While some universities in Ontario are shutting down St. Patrick's Day celebrations, the University of Saskatchewan simply reminds students to party responsibly.

In the days leading up to the annual day of wearing green, drinking green beer and speaking in an Irish accent, post-secondary schools such as Wilfrid Laurier University in Waterloo, Ont., put out warnings to students reminding them Thursday is still a day of classes, and drunken shenanigans interfering with operations will not be tolerated.

The warnings come a year after 269 violations were reported to police in Waterloo during last year's St. Patrick's Day.

At the University of Saskatchewan the campus pub Louis' is holding a special $2 beer night on St.

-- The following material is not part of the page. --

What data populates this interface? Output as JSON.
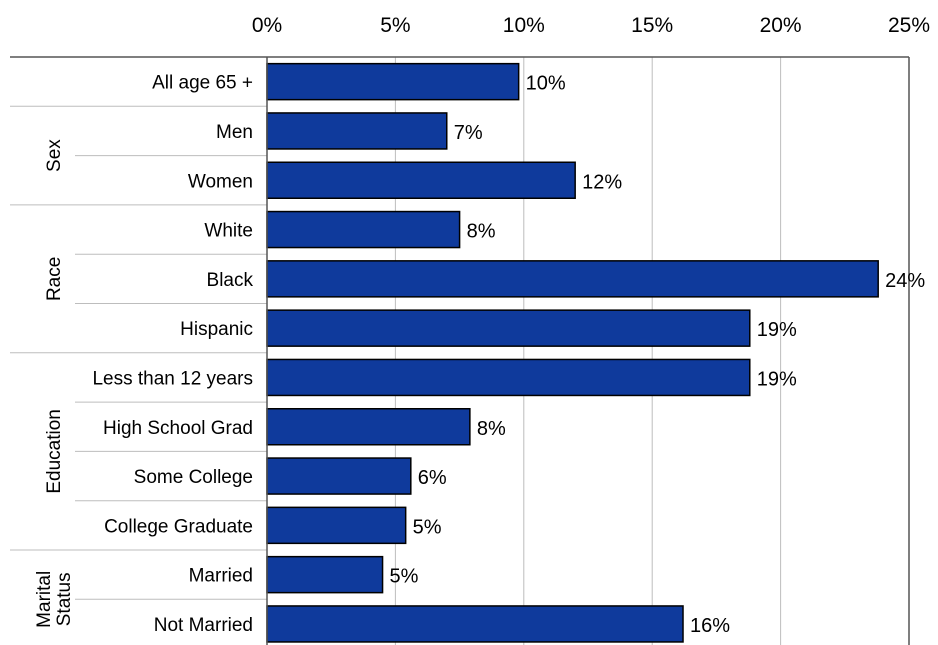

Patrick's Day, but the University expects the watering hole to abide by the laws like it was any other day.

"Whether it's $2 a beer or $20 a beer we have an expectation that they will follow the legal requirement in terms of the serving that takes place, that is our expectation," said Patti McDougall, vice-provost of teaching and learning with the U of S.

Patti McDougall U of S

Patti McDougall, University of Saskatchewan vice-provost of teaching and learning. (CBC)

When asked about what she thought about Laurier's plan to try and stifle any parties, she said the U of S is taking a more positive approach, and activating a student force to educate the campus public on the dangers of binge-drinking.

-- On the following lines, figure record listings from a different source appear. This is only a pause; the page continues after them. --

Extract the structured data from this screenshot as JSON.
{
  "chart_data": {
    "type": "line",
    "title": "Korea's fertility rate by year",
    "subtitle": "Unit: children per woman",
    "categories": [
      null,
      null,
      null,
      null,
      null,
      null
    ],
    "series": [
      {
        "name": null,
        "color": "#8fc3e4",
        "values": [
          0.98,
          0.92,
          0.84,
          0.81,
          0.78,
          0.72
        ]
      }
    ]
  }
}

She added security services will patrol the campus knowing these events are taking place so they'll be checking up on people in residences and common areas.  

"I challenge any university to be able to say that they are going to forbid the drinking that takes place, I think it's a bit of a reach," McDougall said, adding a student run awareness group called What's Your Cap has been in the hallways this week cautioning students planning on binging on several pints.

Madison Huggins is one a many volunteers with What's Your Cap and she admits her group isn't out there trying to get students to stop drinking on Thursday.

What's Your Cap U of S drinking

Madison Huggins with What's Your Cap at the University of Saskatchewan is cautioning students against binge-drinking on St. Patrick's Day. (CBC)

"I want them just to think about how much they're actually consuming and what a standard drink size is because a lot of people don't know that," Huggins told CBC News. "You can go out and drink and have fun but always think about doing that in moderation and not taking it too far."

University of Regina says rules stay the same

A spokesperson for the University of Regina said the school takes the health, safety and well-being of our students very seriously and they have plans in place to encourage responsible behaviour at all times and St. Patrick's Day is no exception. 

The U of R campus bar The Owl will is expected be open as usual on St. Patrick's Day. The school said there is strict management and monitoring of all alcohol regulations.

"The University also has resources and processes in place to address potential issues should they arise throughout the year."

March 17: Biggest day of the year for Irish pubs

Off campus, Irish pubs in Saskatoon including the Thirsty Scholar on 8th Street is gearing up for the busiest day of the year.

Mark Hauk said for the past two years the bar has been packed full of jolly patrons and not once has the party spun out of control.

"We're bringing in bagpipers, we have live music, we have a DJ that's going to be playing upstairs his name is Little Irish so you got to know what you're going to be getting when you come here," Hauk said. "Everyone wants to be Irish for a day and they come down here and it is our biggest day of the year."